President-elect Joe Biden insists the science is clear and that absent "urgent action," the impacts of climate change will become more catastrophic.
Former Secretary of State John Kerry will serve as special climate envoy; former EPA administrator Gina McCarthy will become domestic climate czar; and if confirmed by the Senate, North Carolina environmental regulator Michael Regan will succeed Wheeler in leading the EPA.
"It's clear with the people that he's appointing is sort of a planned agency approach to climate action. It's no longer sort of bottled up in EPA and Department of Energy, but really across the administration," Mann said.
Biden plans to push major new investments in renewable energy; ask Congress to set targets to reach net-zero emissions by 2050; and restore more stringent pollution caps, including tighter fuel efficiency standards for new cars and trucks.
"The good news is that since the election, I'm hearing from lots of the professionals at EPA and they're eager to get going. They're eager to right the wrongs and think they can do it probably much faster than I would have originally thought," said Carol Browner, who led the EPA during all eight years of the Clinton administration.
Browner credited more than two dozen states with pursuing clean energy standards despite a lack of initiative on the federal level over the past four years.
"What you're seeing is elected officials being responsive to their citizens," Browner said.
California has led the way, requiring all vehicles sold in the state to get more than 51 miles per gallon by 2026. The rule defies Trump, who set a national standard of just 40 miles per gallon.
The big U.S. automakers are preparing for a big change. "They know that we're moving to this lower-carbon future," said Kristin Dziczek, the vice president of the Center for Automotive Research. "It will certainly mean greater availability of electric cars."
"Biden is seen as somebody who's very pragmatic about these future goals around the environment and climate change and the need to protect American jobs and grow the economy here," Dziczek said.
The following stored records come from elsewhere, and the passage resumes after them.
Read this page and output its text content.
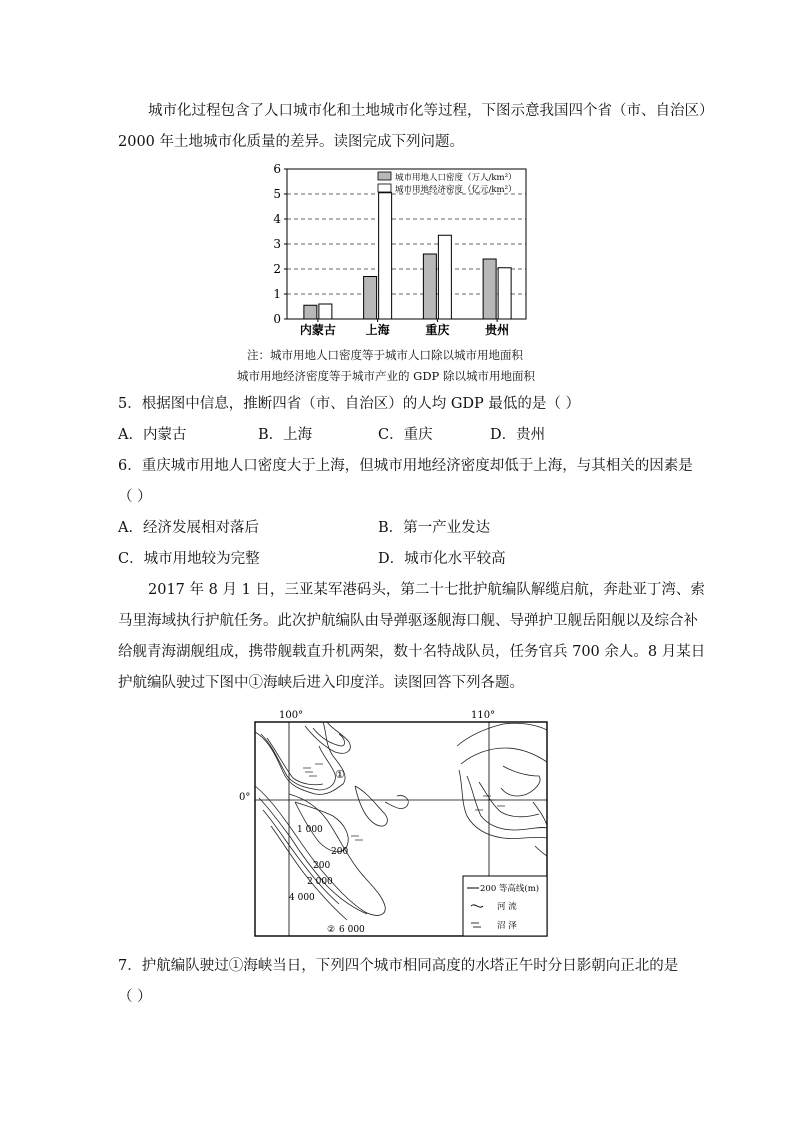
城市化过程包含了人口城市化和土地城市化等过程，下图示意我国四个省（市、自治区）
2000 年土地城市化质量的差异。读图完成下列问题。
0
1
2
3
4
5
6
内蒙古 上海	重庆	贵州
城市用地人口密度（万人/km²）
城市用地经济密度（亿元/km²）
注：城市用地人口密度等于城市人口除以城市用地面积
城市用地经济密度等于城市产业的 GDP 除以城市用地面积
5．根据图中信息，推断四省（市、自治区）的人均 GDP 最低的是（ ）
A．内蒙古	B．上海	C．重庆	D．贵州
6．重庆城市用地人口密度大于上海，但城市用地经济密度却低于上海，与其相关的因素是
（ ）
A．经济发展相对落后	B．第一产业发达
C．城市用地较为完整	D．城市化水平较高
2017 年 8 月 1 日，三亚某军港码头，第二十七批护航编队解缆启航，奔赴亚丁湾、索
马里海域执行护航任务。此次护航编队由导弹驱逐舰海口舰、导弹护卫舰岳阳舰以及综合补
给舰青海湖舰组成，携带舰载直升机两架，数十名特战队员，任务官兵 700 余人。8 月某日
护航编队驶过下图中①海峡后进入印度洋。读图回答下列各题。
100°	110°
0°
①
200
200
1 000
2 000
4 000
② 6 000
200 等高线(m)
河 流
沼 泽
7．护航编队驶过①海峡当日，下列四个城市相同高度的水塔正午时分日影朝向正北的是
（ ）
Biden has said his plan would create 10 million new jobs in clean energy. The pandemic has hit the industry hard -- half a million jobs have been eliminated this year so far.
Wheeler said he believes Biden's crackdown on fossil fuels will hurt employment.
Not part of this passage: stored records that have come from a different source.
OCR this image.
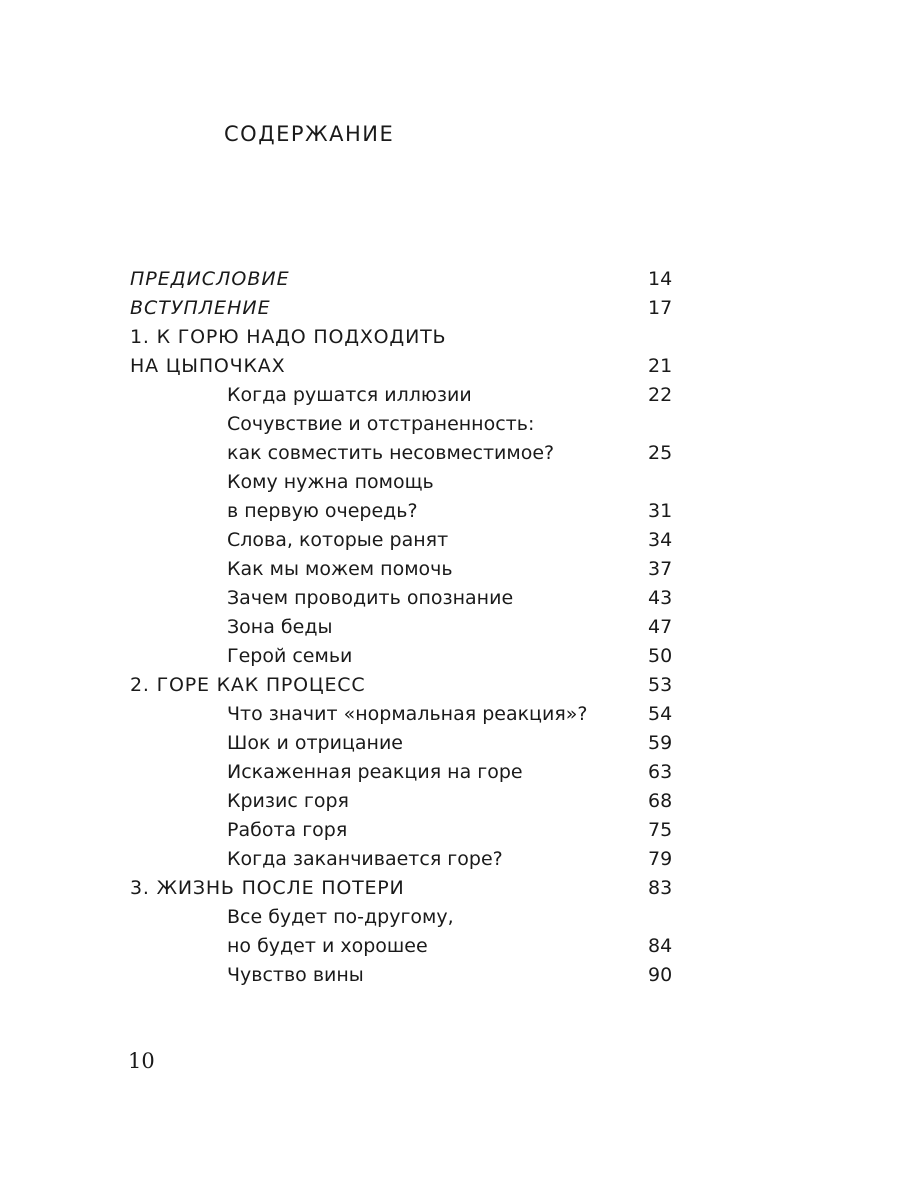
СОДЕРЖАНИЕ
ПРЕДИСЛОВИЕ	14
ВСТУПЛЕНИЕ	17
1. К ГОРЮ НАДО ПОДХОДИТЬ
НА ЦЫПОЧКАХ	21
Когда рушатся иллюзии	22
Сочувствие и отстраненность:
как совместить несовместимое?	25
Кому нужна помощь
в первую очередь?	31
Слова, которые ранят	34
Как мы можем помочь	37
Зачем проводить опознание	43
Зона беды	47
Герой семьи	50
2. ГОРЕ КАК ПРОЦЕСС	53
Что значит «нормальная реакция»?	54
Шок и отрицание	59
Искаженная реакция на горе	63
Кризис горя	68
Работа горя	75
Когда заканчивается горе?	79
3. ЖИЗНЬ ПОСЛЕ ПОТЕРИ	83
Все будет по-другому,
но будет и хорошее	84
Чувство вины	90
10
"If we, through government actions to address climate change, force those jobs to close, those jobs are still going to occur, they're going to happen, it's going to happen in China or India or other countries, instead of here," he said.
Browner disputed that assessment, saying her record during the Clinton administration is proof that a government-backed transition to renewable energy is a "job maker."
"It's been proven so many times over," Browner said. "We have been successful in making investments in technologies to reduce dangerous pollution. It is not a job killer."
One open question is how aggressive Biden will be in pursuing his climate agenda, and whether a narrowly divided Congress will go along.
"I'm not for the green new deal. I am the Democratic Party," Biden declared during the 2020 campaign.
The debate is brewing among Democrats, as young activists like Aji Piper promise to keep the pressure on.
"We haven't seen any real strong action beyond the incremental steps that we have taken. And while those incremental steps are good, they're still just not enough," Piper said. "It feels like going for the long haul, like doing the small things that eventually will affect the large change that we need."
"It's not too late now," said climatologist Mann, "to take the actions necessary to keep warming below a truly catastrophic level."